In this instance, he continued to live up to his reputation as the lung-busting lad with plenty of strength and stamina. “The doctors said my health and fitness level going into chemo were very good, so there was much room to drop. So having a base level of fitness was a massive plus. It acted as a buffer.”

During chemo, the gung-ho Aussie saw every day as game day. “Like going into a match, you have to know your role and team strategy very clearly in your head, and have the discipline to see through it,” he says. “For my treatment, what dosage of drugs I’d be having on what day is mapped out, as well as when I’m supposed to go to the hospital, when my rest day is… So I know the plan of attack.” Focus on that, and he reassures that anyone going through the same process will have an easier time staying optimistic.

Another factor that helped: his pain threshold. “My doctor said my tolerance to physical pain was quite high, which makes sense, as my body came under quite a bit of duress as a pro footballer. When I was 22, I played with a broken fifth metatarsal without knowing it until after the game!”

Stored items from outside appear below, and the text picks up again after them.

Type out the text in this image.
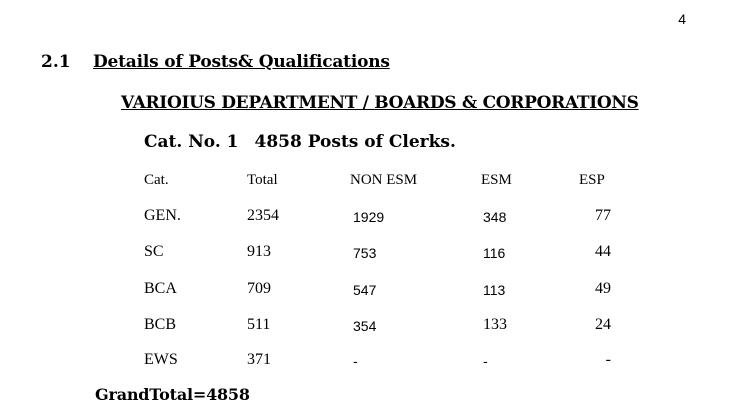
4
2.1 Details of Posts& Qualifications
VARIOIUS DEPARTMENT / BOARDS & CORPORATIONS
Cat. No. 1 4858 Posts of Clerks.
Cat.	Total	NON ESM	ESM	ESP
GEN.	2354	1929	348	77
SC	913	753	116	44
BCA	709	547	113	49
BCB	511	354	133	24
EWS	371	-	-	-
GrandTotal=4858
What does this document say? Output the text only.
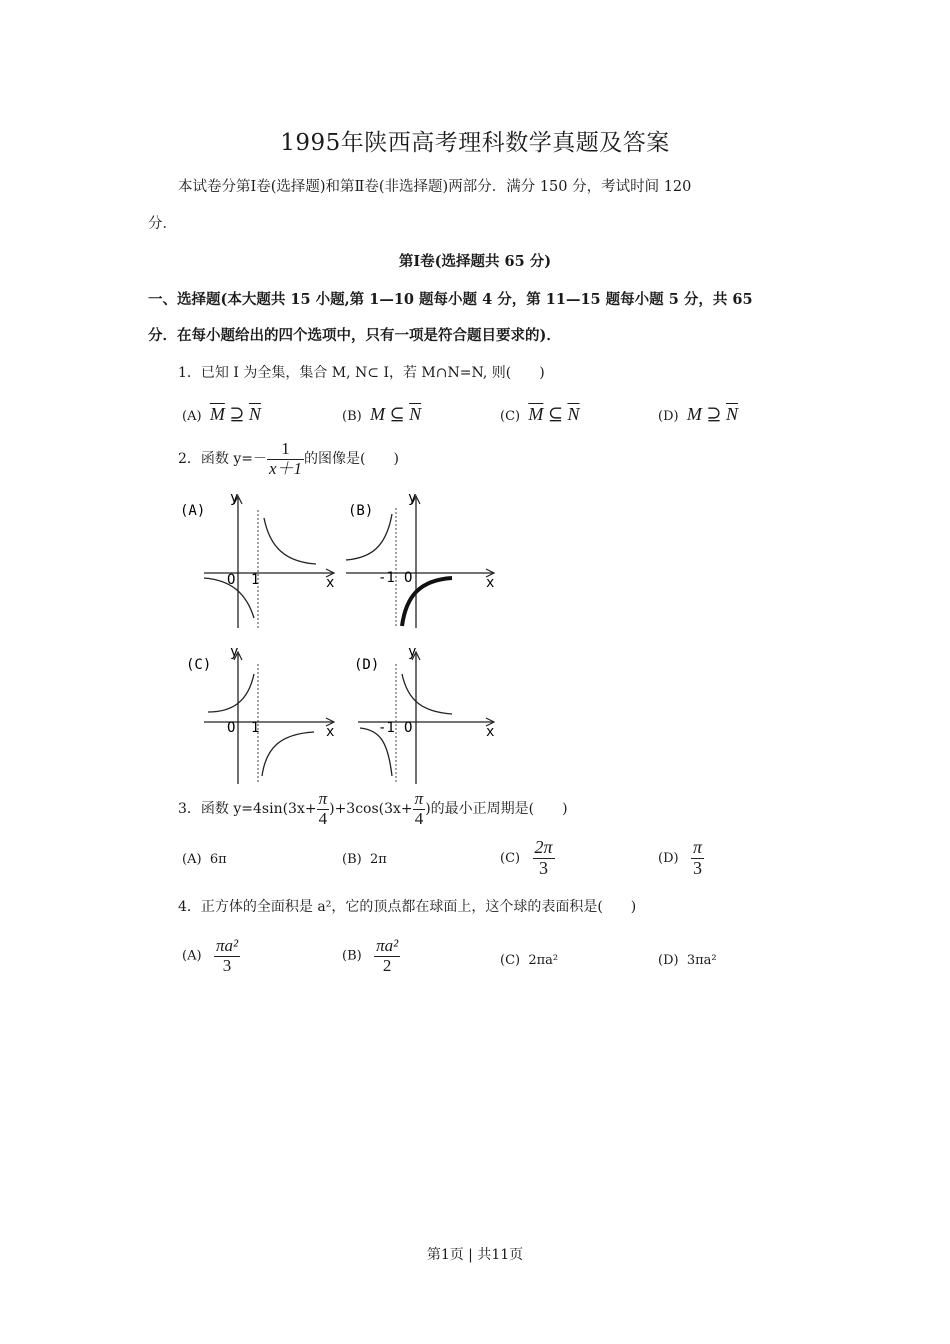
1995年陕西高考理科数学真题及答案
本试卷分第Ⅰ卷(选择题)和第Ⅱ卷(非选择题)两部分．满分 150 分，考试时间 120
分．
第Ⅰ卷(选择题共 65 分)
一、选择题(本大题共 15 小题,第 1—10 题每小题 4 分，第 11—15 题每小题 5 分，共 65
分．在每小题给出的四个选项中，只有一项是符合题目要求的)．
1．已知 I 为全集，集合 M, N⊂ I，若 M∩N=N, 则(　　)
(A) $\overline{M}$ ⊇ $\overline{N}$	(B) M ⊆ $\overline{N}$	(C) $\overline{M}$ ⊆ $\overline{N}$	(D) M ⊇ $\overline{N}$
2．函数 $y=- \frac{1}{x+1}$ 的图像是(　　)
(A)
y
x
O 1
(B)
y
x
-1 O
(C)
y
x
O 1
(D)
y
x
-1 O
3．函数 $y=4\sin(3x+ \frac{\pi}{4} )+3\cos(3x+ \frac{\pi}{4}$ )的最小正周期是(　　)
(A) 6π	(B) 2π	$(C) \frac{2\pi}{3}$	$(D) \frac{\pi}{3}$
4．正方体的全面积是 a²，它的顶点都在球面上，这个球的表面积是(　　)
$(A) \frac{\text{πa²}}{3}$	$(B) \frac{\text{πa²}}{2}$	(C) 2πa²	(D) 3πa²
第1页 | 共11页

Even then, he says there were days where it felt like “being hit with a sledgehammer”. In spite of this, P.J. insisted on exercise. “I couldn’t think of anything worse than waking up and going straight to the hospital, getting on the drip and having chemicals pumped into my system. I’d go for a light swim or a gym session for 20 minutes every morning. If I was feeling really bad, I’d still try to go for a walk.”

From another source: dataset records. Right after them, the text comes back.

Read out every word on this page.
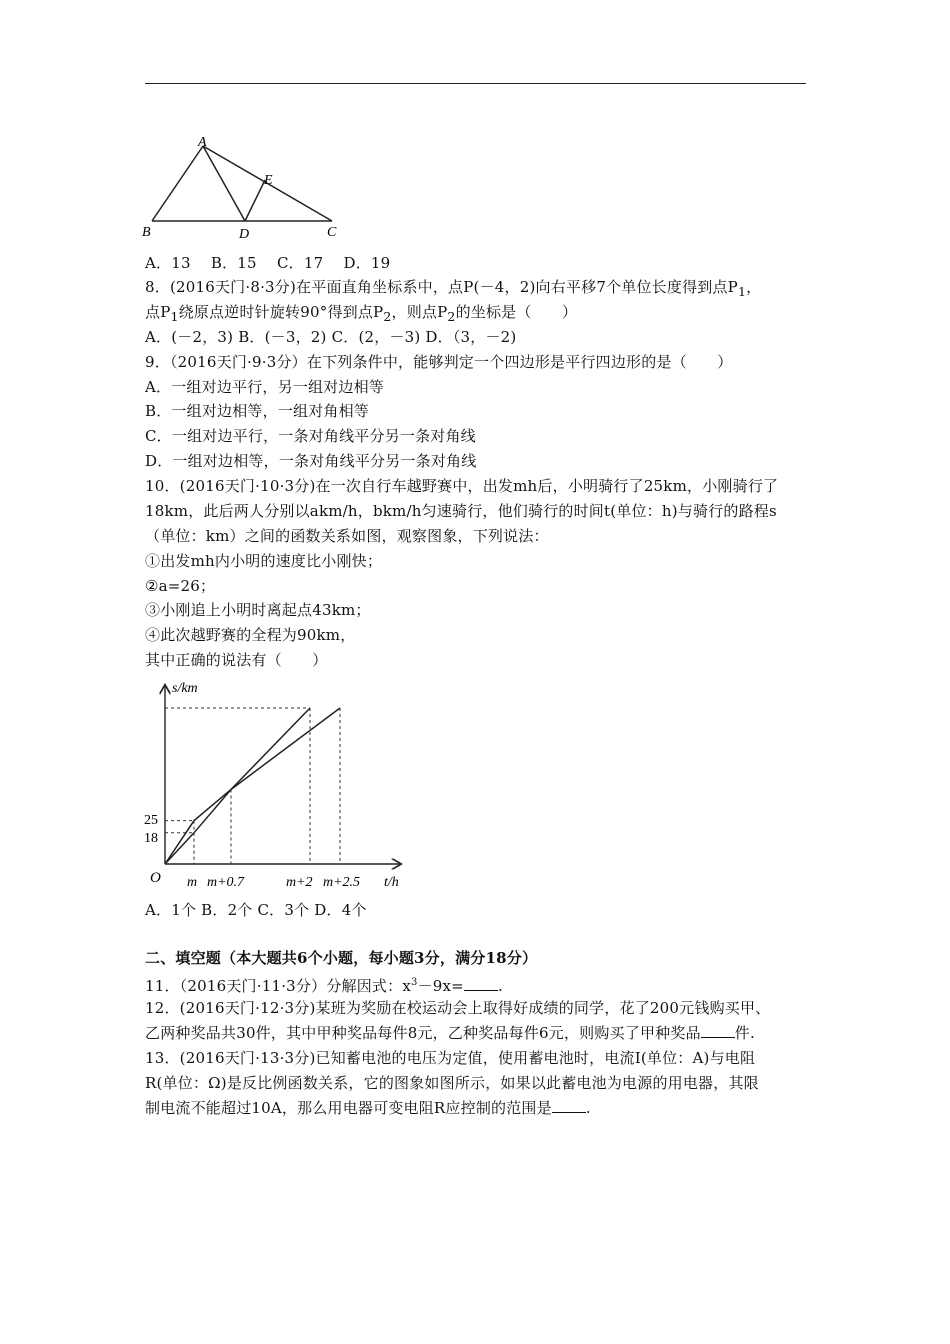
A
B	D	C
E
A．13　 B．15　 C．17　 D．19
8．(2016天门·8·3分)在平面直角坐标系中，点P(－4，2)向右平移7个单位长度得到点$P_1$，
点$P_1$绕原点逆时针旋转90°得到点$P_2$，则点$P_2$的坐标是（　　）
A．(－2，3) B．(－3，2) C．(2，－3) D．（3，－2)
9．（2016天门·9·3分）在下列条件中，能够判定一个四边形是平行四边形的是（　　）
A．一组对边平行，另一组对边相等
B．一组对边相等，一组对角相等
C．一组对边平行，一条对角线平分另一条对角线
D．一组对边相等，一条对角线平分另一条对角线
10．(2016天门·10·3分)在一次自行车越野赛中，出发mh后，小明骑行了25km，小刚骑行了
18km，此后两人分别以akm/h，bkm/h匀速骑行，他们骑行的时间t(单位：h)与骑行的路程s
（单位：km）之间的函数关系如图，观察图象，下列说法：
①出发mh内小明的速度比小刚快；
②a=26；
③小刚追上小明时离起点43km；
④此次越野赛的全程为90km，
其中正确的说法有（　　）
s/km
t/h
O
25
18
m m+0.7	m+2 m+2.5
A．1个 B．2个 C．3个 D．4个
二、填空题（本大题共6个小题，每小题3分，满分18分）
11．（2016天门·11·3分）分解因式：$x^3-9x=$ .
12．(2016天门·12·3分)某班为奖励在校运动会上取得好成绩的同学，花了200元钱购买甲、
乙两种奖品共30件，其中甲种奖品每件8元，乙种奖品每件6元，则购买了甲种奖品 件.
13．(2016天门·13·3分)已知蓄电池的电压为定值，使用蓄电池时，电流I(单位：A)与电阻
R(单位：Ω)是反比例函数关系，它的图象如图所示，如果以此蓄电池为电源的用电器，其限
制电流不能超过10A，那么用电器可变电阻R应控制的范围是 .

In fact, it was tougher for him to see his family and friends get stressed over his condition. “They really empathised. Even though I might be feeling quite positive, sometimes their mood will get to me. But that just goes to show how important it was to put them at ease, and manage them a bit.”

With steadfast family support, P.J., who also does punditry work for Fox Sports, coped even better. “It was actually a lovely experience in the sense that I’ve got to spend so much time with my mum and dad, who flew in from Australia. With the conversations we had, the bonds grew even more,” he remembers fondly. “So, a bad experience turned into a really comforting one.”

Three months after finishing his chemotherapy, he was given the all clear. “I dived straight back into life,” he quips. It was then that he made a bold career transition, leaving the banking industry for a job in sports and entertainment research and consultancy. In other words, returning to his passion.

“I’m sure my experience with cancer had a part to play in this decision,” he muses. “I’ve become more comfortable to take steps that I would otherwise have perceived as too much of a risk before.” And, enthusing about his upcoming charity game, P.J. declares: “I still play football!”


WHO’S AT RISK?
“Testicular cancer affects 1 per cent of men, but this has been increasing over the years,” says Dr Patricia Kho, oncologist at Parkway Cancer Centre. The average age at time of diagnosis is 33. “Men between 18 and 40 years old are at highest risk of developing testicular cancer,” she adds. According to a study by the Johns Hopkins School of Hygiene and Public Health, you may be at a higher risk than the average male if you frequently engage in strenuous physical activity.


 D-I-Y: Detect It Yourself
Perform this testicular cancer self-test once a month, advises Dr Patricia Kho, oncologist at Parkway Cancer Centre. “Doing so can help you find any change in the testes early.”

STEP 1- Shower
The self-test is best performed after you’ve had a bath or shower. This is when your scrotum will be relaxed, allowing you to more easily spot abnormalities.

STEP 2 - Feel
Check each testicle separately using one or both of your hands. Roll each testicle between the thumb and forefinger to check that the surface is free or lumps or bumps. Do not squeeze.

STEP 3 - Observe
Compare the size, shape and texture of both testicles. Identify the epididymis (sperm collecting tube) that runs behind each testicle. This is often mistaken for an abnormal lump. Testicular cancer usually affects one testicle at a time, so it’s useful to compare.

If you find an unusual lump, approach your GP without delay.